El cine que se planta sobre estructuras rígidas, como la religión y la Iglesia, ha sido un terreno fértil para la transgresión. No es solo una cuestión de denuncia o cuestionamiento. También trata de construir relatos que, desde su propia puesta en escena, vayan horadando los pilares sobre los que reposan sus personajes. Desde la subversión festiva de Viridiana (1961), de Luis Buñuel, hasta la precisión minimalista del corto convertido en largo Yes, God, Yes (2019), de Karen Maine, el cine ha jugado con esta dialéctica que se da entre lo sagrado y lo profano, la fe y el deseo, el dogma y lo incierto.
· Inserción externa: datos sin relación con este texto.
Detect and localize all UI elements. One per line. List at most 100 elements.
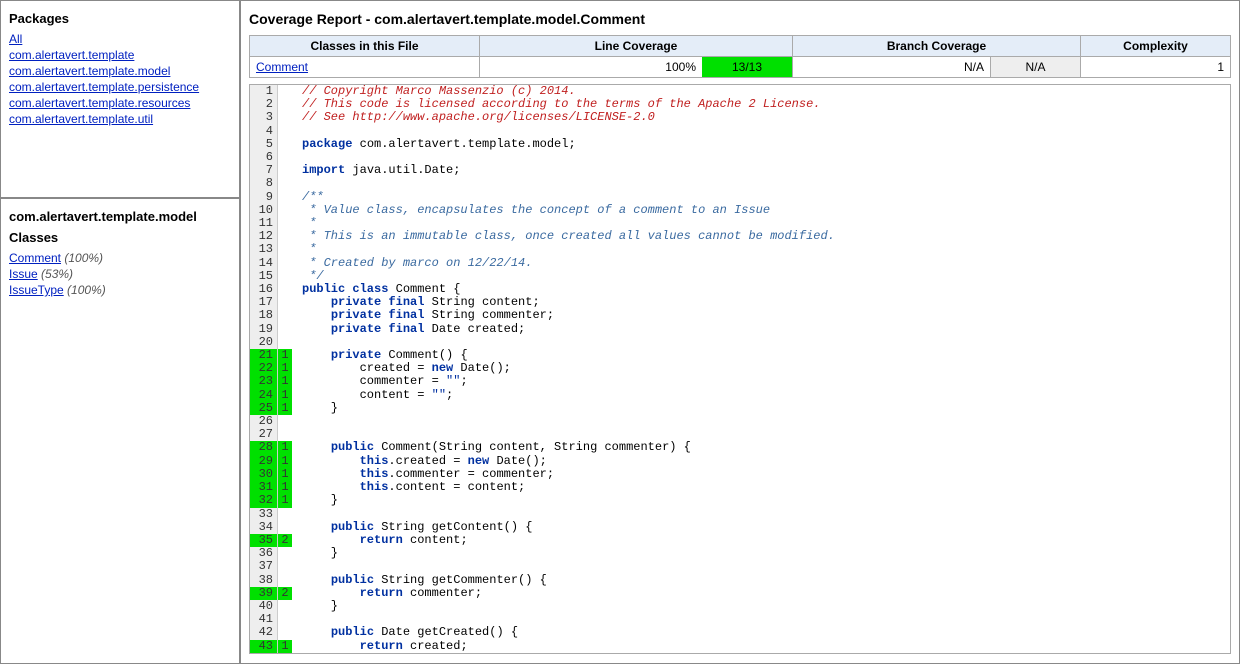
- package-link[interactable]: com.alertavert.template.util: [9, 112, 153, 126]
- hit-count: [278, 415, 292, 428]
- line-number: 37: [250, 560, 278, 573]
- source-text: return created;: [292, 640, 1230, 653]
- source-text: [292, 415, 1230, 428]
- line-number: 33: [250, 508, 278, 521]
- code-line: 352 return content;: [250, 534, 1230, 547]
- code-line: 8: [250, 177, 1230, 190]
- code-line: 7 import java.util.Date;: [250, 164, 1230, 177]
- source-text: this.created = new Date();: [292, 455, 1230, 468]
- source-text: [292, 560, 1230, 573]
- code-line: 19 private final Date created;: [250, 323, 1230, 336]
- th-classes: Classes in this File: [250, 36, 480, 57]
- source-text: }: [292, 494, 1230, 507]
- package-link[interactable]: All: [9, 32, 22, 46]
- hit-count: [278, 151, 292, 164]
- class-pct: (53%): [41, 267, 73, 281]
- package-link[interactable]: com.alertavert.template: [9, 48, 134, 62]
- class-link[interactable]: IssueType: [9, 283, 64, 297]
- source-text: public String getContent() {: [292, 521, 1230, 534]
- source-text: // See http://www.apache.org/licenses/LI…: [292, 111, 1230, 124]
- classes-panel: com.alertavert.template.model Classes Co…: [0, 198, 240, 664]
- line-number: 23: [250, 375, 278, 388]
- hit-count: [278, 243, 292, 256]
- source-text: }: [292, 600, 1230, 613]
- hit-count: [278, 508, 292, 521]
- hit-count: [278, 164, 292, 177]
- line-number: 7: [250, 164, 278, 177]
- hit-count: 1: [278, 640, 292, 653]
- line-number: 9: [250, 191, 278, 204]
- classes-list: Comment (100%) Issue (53%) IssueType (100%…: [9, 251, 231, 297]
- hit-count: 2: [278, 534, 292, 547]
- code-line: 281 public Comment(String content, Strin…: [250, 441, 1230, 454]
- hit-count: [278, 626, 292, 639]
- source-text: public Date getCreated() {: [292, 626, 1230, 639]
- package-link[interactable]: com.alertavert.template.model: [9, 64, 170, 78]
- hit-count: [278, 257, 292, 270]
- th-branch: Branch Coverage: [793, 36, 1081, 57]
- code-line: 26: [250, 415, 1230, 428]
- line-number: 3: [250, 111, 278, 124]
- code-line: 4: [250, 125, 1230, 138]
- code-line: 36 }: [250, 547, 1230, 560]
- line-number: 39: [250, 587, 278, 600]
- line-number: 18: [250, 309, 278, 322]
- code-line: 251 }: [250, 402, 1230, 415]
- code-line: 431 return created;: [250, 640, 1230, 653]
- source-text: import java.util.Date;: [292, 164, 1230, 177]
- package-link[interactable]: com.alertavert.template.persistence: [9, 80, 199, 94]
- source-text: [292, 125, 1230, 138]
- class-pct: (100%): [64, 251, 103, 265]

A este linaje se incorpora Little Trouble Girls (2025), la ópera prima de la eslovena Urška Djukic, que parte de la rígida base estructural del coro de niñas — liceales en términos locales — de un colegio católico, y la contrapone con los titubeos y desbordes de la adolescencia. Así, crea y expone un ecosistema donde la música es tanto un refugio como un catalizador, donde las normas conviven con la urgente necesidad de quebrarlas.

La canción de Sonic Youth que le da título a la película no es casual. Tiene esa mezcla de dulzura y amenaza que resume la esencia de la película. La música no es solo fondo, sino expresión; permite que lo contenido asome, que lo reprimido se insinúe. En ese cruce de lo sacro y lo terrenal, entre los cánticos de coro eclesiásticos y la distorsión de Sonic Youth, Djukic encuentra el tono perfecto para contar su historia.

Lucía (Jara Sofija Ostan) tiene 16 años y es una recién llegada al coro de su escuela católica. Tímida, con una mirada siempre a punto de escapar, se convierte rápidamente en la protegida de Ana-María (Mina Švajger), que genera un magnetismo innegable en Lucía y en todo el coro con su actitud desafiante ante la autoridad.

El retiro, en un convento donde el coro debe prepararse para una presentación, se convierte en un terreno de exploración para Lucía en clave de "coming of age". A su vez, la presencia de un grupo de obreros que restauran el convento agrega una capa más a este juego de tensiones y deseos latentes, unos que empujan a la protagonista a una crisis que se expone en cada armonía que entona.

Pero más allá de su temática, lo que distingue a Little Trouble Girls es la precisión de su puesta en escena y la solidez de su actriz protagónica. Jara Sofija Ostan dota a Lucía de una fragilidad que nunca cae en la ingenuidad, construyendo su personaje a partir de microgestos, de inseguridades que se cuelan en cada pausa. Djukic, por su parte, dirige con una sensibilidad afilada, entendiendo que el verdadero conflicto no se juega en grandes movimientos, sino en las pequeñas revelaciones. Y es ahí donde se puede incluso hacer un paralelismo con la manzana de Eva: no como símbolo de culpa, sino como el instante en que la tentación y el conocimiento se vuelven inseparables. Lucía, como Eva, descubre que el deseo es ineludible, que la obediencia no garantiza la pureza y que la verdadera caída es, en realidad, el acto de reconocerse a sí misma.

En el tramo final, la película encuentra su clímax en la canción que le da el título, en una escena que funciona como un exorcismo sonoro. El cine, como la música, es capaz de capturar lo que escapa a las palabras, de hacer visible lo inasible. Little Trouble Girls se destaca por su sutileza, por su capacidad de narrar el deseo y la transformación sin grandilocuencia. Su directora demuestra que lo verdaderamente provocador no es el escándalo, sino la manera en que, incluso en los espacios más controlados, el deseo siempre encuentra la forma de abrirse camino.